Her eyes fluttered open. The kid, or at least what appeared to be a kid, not more than twenty years old, held her down. Still confused, she watched his head turn to talk with a man dressed in a uniform beside him. A stethoscope hung from his neck.
He’s a paramedic, she thought.
The memory of what happened came back in a flash. Kate jolted to an upright position.
“Julio,” she called out, her voice crazed with panic.
“He’s okay. Everyone’s okay.” The medic’s concerned face drove away her fears. “You took the worse end of things.”
Relief swept through her. Kate closed her eyes and sunk back to the cold, hard floor. The aches she knew instinctively were nothing, started to seep in.
“What happened?” She peeked again at the kid taking her blood pressure.
The medic eyed the police officer at his side; their unspoken communication frazzled her already shaken nerves. “Do you remember any of it?” The back of her head ached. No, it hurt. Really bad. She grimaced. “I remember a dog,” she told
them.
“What else?” the cop asked with his pen poised in his hand and a small notebook ready for dictation.
“There was a man in a mask, holding a gun.”
“What kind of gun?”
“I don’t know—a gun. Big, black. I’ve seen guns on TV but never before in real life.” She shivered with the memory.
“What else do you remember?”
“What did the dog do?”
“He watched.”
The cop slid a sideways glance at the medic, then back to her. “What else do you remember?”
“Julio came in from the back… The man with the gun pointed his weapon at him. I thought he was going to shoot. I panicked.” Her chin trembled. “And then I fell.”
“Is that all?”
“Yes,” she replied in a small voice.
The cop, somewhat disinterested, took a couple more notes before walking away.

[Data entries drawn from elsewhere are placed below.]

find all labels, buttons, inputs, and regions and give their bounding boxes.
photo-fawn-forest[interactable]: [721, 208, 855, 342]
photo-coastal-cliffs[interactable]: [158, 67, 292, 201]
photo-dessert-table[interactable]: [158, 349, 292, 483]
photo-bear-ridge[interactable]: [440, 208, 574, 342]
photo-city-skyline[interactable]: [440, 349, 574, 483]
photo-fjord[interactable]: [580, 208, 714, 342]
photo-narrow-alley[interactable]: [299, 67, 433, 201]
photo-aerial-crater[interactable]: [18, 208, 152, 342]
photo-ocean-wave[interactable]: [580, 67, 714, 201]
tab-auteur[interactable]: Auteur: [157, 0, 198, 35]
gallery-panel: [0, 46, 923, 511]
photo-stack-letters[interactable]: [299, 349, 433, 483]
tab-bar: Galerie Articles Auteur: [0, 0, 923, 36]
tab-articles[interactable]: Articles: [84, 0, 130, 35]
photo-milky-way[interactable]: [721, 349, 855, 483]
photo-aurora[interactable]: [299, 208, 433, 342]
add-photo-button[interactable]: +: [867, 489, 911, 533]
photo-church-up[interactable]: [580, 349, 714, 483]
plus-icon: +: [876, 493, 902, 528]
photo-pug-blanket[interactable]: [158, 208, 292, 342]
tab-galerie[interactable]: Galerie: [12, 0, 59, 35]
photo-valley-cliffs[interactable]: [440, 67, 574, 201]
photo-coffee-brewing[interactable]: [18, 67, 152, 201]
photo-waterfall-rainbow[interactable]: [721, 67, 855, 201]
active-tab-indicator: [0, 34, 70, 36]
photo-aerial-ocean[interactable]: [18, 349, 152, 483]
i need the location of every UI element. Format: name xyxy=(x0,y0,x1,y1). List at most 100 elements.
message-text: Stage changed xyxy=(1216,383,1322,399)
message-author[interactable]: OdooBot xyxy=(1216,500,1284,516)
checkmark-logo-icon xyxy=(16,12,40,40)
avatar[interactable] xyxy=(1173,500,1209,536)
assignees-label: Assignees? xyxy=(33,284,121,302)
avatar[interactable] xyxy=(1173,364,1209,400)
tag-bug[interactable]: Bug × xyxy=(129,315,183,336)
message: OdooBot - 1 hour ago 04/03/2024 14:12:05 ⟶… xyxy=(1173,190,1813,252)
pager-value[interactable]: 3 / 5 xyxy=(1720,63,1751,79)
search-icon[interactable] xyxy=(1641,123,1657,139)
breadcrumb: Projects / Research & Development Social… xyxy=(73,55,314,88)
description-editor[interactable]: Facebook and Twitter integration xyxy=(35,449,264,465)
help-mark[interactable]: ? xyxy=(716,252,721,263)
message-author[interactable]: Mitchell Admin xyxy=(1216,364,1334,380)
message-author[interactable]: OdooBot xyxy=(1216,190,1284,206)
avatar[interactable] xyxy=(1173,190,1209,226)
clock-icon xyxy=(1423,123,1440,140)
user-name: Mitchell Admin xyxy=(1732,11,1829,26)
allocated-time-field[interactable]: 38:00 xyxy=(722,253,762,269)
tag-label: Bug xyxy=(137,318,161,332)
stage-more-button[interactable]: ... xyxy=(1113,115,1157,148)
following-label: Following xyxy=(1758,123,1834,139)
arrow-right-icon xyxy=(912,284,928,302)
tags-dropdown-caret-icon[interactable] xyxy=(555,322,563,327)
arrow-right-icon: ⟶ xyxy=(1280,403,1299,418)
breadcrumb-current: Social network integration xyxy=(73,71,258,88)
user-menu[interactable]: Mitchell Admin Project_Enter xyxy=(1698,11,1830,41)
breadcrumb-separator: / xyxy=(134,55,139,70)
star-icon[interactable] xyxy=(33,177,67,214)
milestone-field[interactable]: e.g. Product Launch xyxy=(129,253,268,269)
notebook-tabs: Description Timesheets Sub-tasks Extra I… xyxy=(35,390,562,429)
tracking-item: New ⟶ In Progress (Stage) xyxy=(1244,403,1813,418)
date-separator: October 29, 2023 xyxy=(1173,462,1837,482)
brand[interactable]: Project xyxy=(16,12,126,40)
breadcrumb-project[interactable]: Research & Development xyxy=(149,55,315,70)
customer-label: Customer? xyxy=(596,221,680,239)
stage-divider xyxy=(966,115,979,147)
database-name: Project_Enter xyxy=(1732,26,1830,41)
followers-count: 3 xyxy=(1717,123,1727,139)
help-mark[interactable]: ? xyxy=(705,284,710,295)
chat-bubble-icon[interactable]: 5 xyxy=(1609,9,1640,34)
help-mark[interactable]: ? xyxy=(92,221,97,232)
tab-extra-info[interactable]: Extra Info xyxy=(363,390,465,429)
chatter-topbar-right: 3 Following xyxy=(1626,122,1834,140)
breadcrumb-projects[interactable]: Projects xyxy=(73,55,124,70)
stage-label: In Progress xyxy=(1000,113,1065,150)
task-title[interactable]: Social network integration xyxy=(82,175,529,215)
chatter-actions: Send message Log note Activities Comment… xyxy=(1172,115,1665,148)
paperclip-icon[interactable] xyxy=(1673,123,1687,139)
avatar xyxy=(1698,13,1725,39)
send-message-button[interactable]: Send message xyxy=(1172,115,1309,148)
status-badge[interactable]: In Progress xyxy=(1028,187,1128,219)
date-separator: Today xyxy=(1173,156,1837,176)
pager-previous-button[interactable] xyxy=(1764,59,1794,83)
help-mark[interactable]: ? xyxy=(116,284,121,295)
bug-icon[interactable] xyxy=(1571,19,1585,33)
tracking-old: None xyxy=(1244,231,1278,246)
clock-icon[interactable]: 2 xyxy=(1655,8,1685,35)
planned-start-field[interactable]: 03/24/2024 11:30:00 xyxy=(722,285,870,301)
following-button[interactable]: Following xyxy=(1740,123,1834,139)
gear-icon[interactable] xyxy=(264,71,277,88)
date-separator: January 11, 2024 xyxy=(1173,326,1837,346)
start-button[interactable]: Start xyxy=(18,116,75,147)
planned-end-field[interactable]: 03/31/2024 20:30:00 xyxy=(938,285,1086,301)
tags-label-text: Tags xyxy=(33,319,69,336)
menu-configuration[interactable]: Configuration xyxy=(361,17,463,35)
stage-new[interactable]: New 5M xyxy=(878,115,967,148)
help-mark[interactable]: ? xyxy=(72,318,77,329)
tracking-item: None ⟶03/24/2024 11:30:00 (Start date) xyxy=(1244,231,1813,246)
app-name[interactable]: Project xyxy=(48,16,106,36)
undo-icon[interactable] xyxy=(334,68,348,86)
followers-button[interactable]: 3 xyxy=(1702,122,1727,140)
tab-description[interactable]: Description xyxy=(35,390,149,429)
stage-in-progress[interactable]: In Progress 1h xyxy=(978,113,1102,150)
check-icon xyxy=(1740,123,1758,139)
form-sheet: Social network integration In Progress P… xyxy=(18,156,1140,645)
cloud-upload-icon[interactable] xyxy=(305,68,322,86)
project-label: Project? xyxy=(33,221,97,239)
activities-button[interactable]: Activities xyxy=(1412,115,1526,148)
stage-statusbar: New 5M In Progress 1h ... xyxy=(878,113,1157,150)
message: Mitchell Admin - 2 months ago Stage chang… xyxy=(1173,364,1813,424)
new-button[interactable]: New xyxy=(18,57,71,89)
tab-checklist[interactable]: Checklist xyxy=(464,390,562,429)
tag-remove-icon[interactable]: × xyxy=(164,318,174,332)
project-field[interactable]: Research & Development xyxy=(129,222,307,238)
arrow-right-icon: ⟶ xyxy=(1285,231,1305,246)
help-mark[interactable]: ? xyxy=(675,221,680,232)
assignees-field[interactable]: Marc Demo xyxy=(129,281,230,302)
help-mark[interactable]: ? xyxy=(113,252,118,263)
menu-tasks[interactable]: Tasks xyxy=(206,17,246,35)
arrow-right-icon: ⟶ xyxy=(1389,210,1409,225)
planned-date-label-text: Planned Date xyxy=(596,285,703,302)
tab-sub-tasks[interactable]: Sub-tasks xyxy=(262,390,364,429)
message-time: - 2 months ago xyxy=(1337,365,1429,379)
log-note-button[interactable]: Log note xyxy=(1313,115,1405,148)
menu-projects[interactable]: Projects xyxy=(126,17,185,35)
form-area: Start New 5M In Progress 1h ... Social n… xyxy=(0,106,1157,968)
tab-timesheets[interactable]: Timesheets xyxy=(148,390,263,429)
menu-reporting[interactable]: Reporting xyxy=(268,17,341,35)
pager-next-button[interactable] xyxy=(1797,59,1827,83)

The medic took her blood pressure for a second time since she had come around. The sound of metal ground against the tile floor. She peered over his shoulder and saw a gurney being wheeled in. “I have to go to the hospital?”
“Yeah.” The medic nodded, then he and his partner loaded her onto the gurney.
The chime on the door to the restaurant rang.
Kate glanced over on impulse and focused on the person at the door. The number on the side of the threshold suggested he was well past six feet tall, his build large. He strode in as if he belonged, his
gait wide and confident.
“This is a crime scene.” The police officer lifted his hand out to stop him.
“I know.” The stranger pulled back his coat exposing his identification. At the same time, Kate caught a flash of the gun he had holstered on his hip. Kate closed her eyes when the gurney started to move. “Is this really necessary?” she asked.